In Q2, net income soared 87% to $26.3 billion alongside the recovery in stocks.
That’s the good news. The less-good news is that second quarter results show Berkshire reporting a 10% drop in operating income (to $5.51 billion from $6.14 billion), Buffett’s preferred measure of performance.
“Our operating business groups are preparing for reduced cash flows from reduced revenues and economic activity as a result of COVID-19”, Berkshire’s Saturday filing reads. “We are taking measures to reduce costs as appropriate [and] currently believe our liquidity and capital strength, which is extremely strong, to be more than adequate”.
Buffett’s cash hoard surged more than $9 billion for the second straight quarter. Some of the increase was presumably attributable to the sale of airline stocks.
“During the second quarter we received approximately $12.8 billion from the sales of equity securities, net of the costs of equity securities purchased”, the conglomerate said.
While Buffett was selling shares of other companies, he was investing in himself — that will surely be the the headline from Berkshire’s second quarter results.
Specifically, Buffett repurchased $5.1 billion of Berkshire shares during the period. That’s a record, and it’s not even close.

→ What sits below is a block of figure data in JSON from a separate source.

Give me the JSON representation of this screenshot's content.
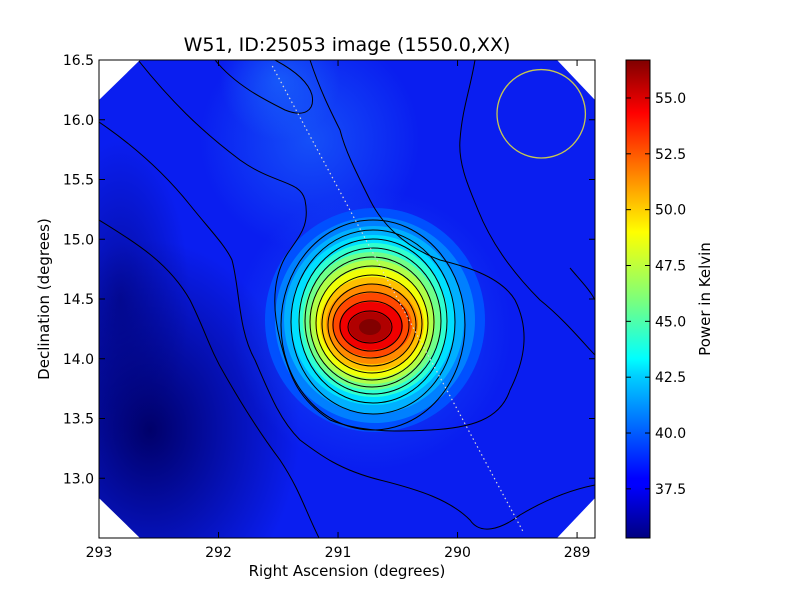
{
  "chart_data": {
    "type": "heatmap",
    "title": "W51, ID:25053 image (1550.0,XX)",
    "xlabel": "Right Ascension (degrees)",
    "ylabel": "Declination (degrees)",
    "xlim": [
      293.0,
      288.85
    ],
    "ylim": [
      12.5,
      16.5
    ],
    "x_ticks": [
      293,
      292,
      291,
      290,
      289
    ],
    "x_tick_labels": [
      "293",
      "292",
      "291",
      "290",
      "289"
    ],
    "y_ticks": [
      13.0,
      13.5,
      14.0,
      14.5,
      15.0,
      15.5,
      16.0,
      16.5
    ],
    "y_tick_labels": [
      "13.0",
      "13.5",
      "14.0",
      "14.5",
      "15.0",
      "15.5",
      "16.0",
      "16.5"
    ],
    "colorbar": {
      "label": "Power in Kelvin",
      "colormap": "jet",
      "range": [
        35.3,
        56.7
      ],
      "ticks": [
        37.5,
        40.0,
        42.5,
        45.0,
        47.5,
        50.0,
        52.5,
        55.0
      ],
      "tick_labels": [
        "37.5",
        "40.0",
        "42.5",
        "45.0",
        "47.5",
        "50.0",
        "52.5",
        "55.0"
      ]
    },
    "peak": {
      "ra": 290.65,
      "dec": 14.25,
      "value": 56.7
    },
    "background_level": 37.5,
    "contours": "black",
    "galactic_plane_line": {
      "style": "dotted",
      "from": [
        291.55,
        16.45
      ],
      "to": [
        289.45,
        12.55
      ]
    },
    "beam_circle": {
      "ra": 289.3,
      "dec": 16.05,
      "radius_deg": 0.37,
      "color": "#c8c850"
    }
  }
}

The increase in buybacks came over a quarter during which Berkshire underperformed the broader market by massive margin (red bar in the figure above).
Commenting on the operating environment, Berkshire flatly notes that “epidemics, pandemics or other outbreaks, including COVID-19, could hurt our operating businesses”.
It’s hard to argue with that.
Below, find some additional color (although “color” is probably the wrong word — it’s pretty dry):
The outbreak of COVID-19 has adversely affected, and in the future it or other epidemics, pandemics or outbreaks may adversely affect, our operations, including our equity securities portfolio. This is or may be due to closures or restrictions requested or mandated by governmental authorities, disruption to supply chains and workforce, reduction of demand for our products and services, credit losses when customers and other counterparties fail to satisfy their obligations to us, and volatility in global equity securities markets, among other factors. We share most of these risks with all businesses.
On the bright side, insurance underwriting profits surged 128% YoY thanks (I suppose) to less accidents, as drivers eschewed the open road for their couches.
Spoiler alert: that’s not sustainable. Especially not once the cost of charity is realized. “These results are likely to be temporary, as the full effects of the reductions in premiums from the GEICO Giveback program in underwriting earnings will occur over the remainder of 2020 and the first quarter of 2021 when the reduced levels of premiums written under the program are earned and included in our reported revenues”, Berkshire says. “To the extent claims frequencies over this period revert to historical levels, GEICO may incur underwriting losses”.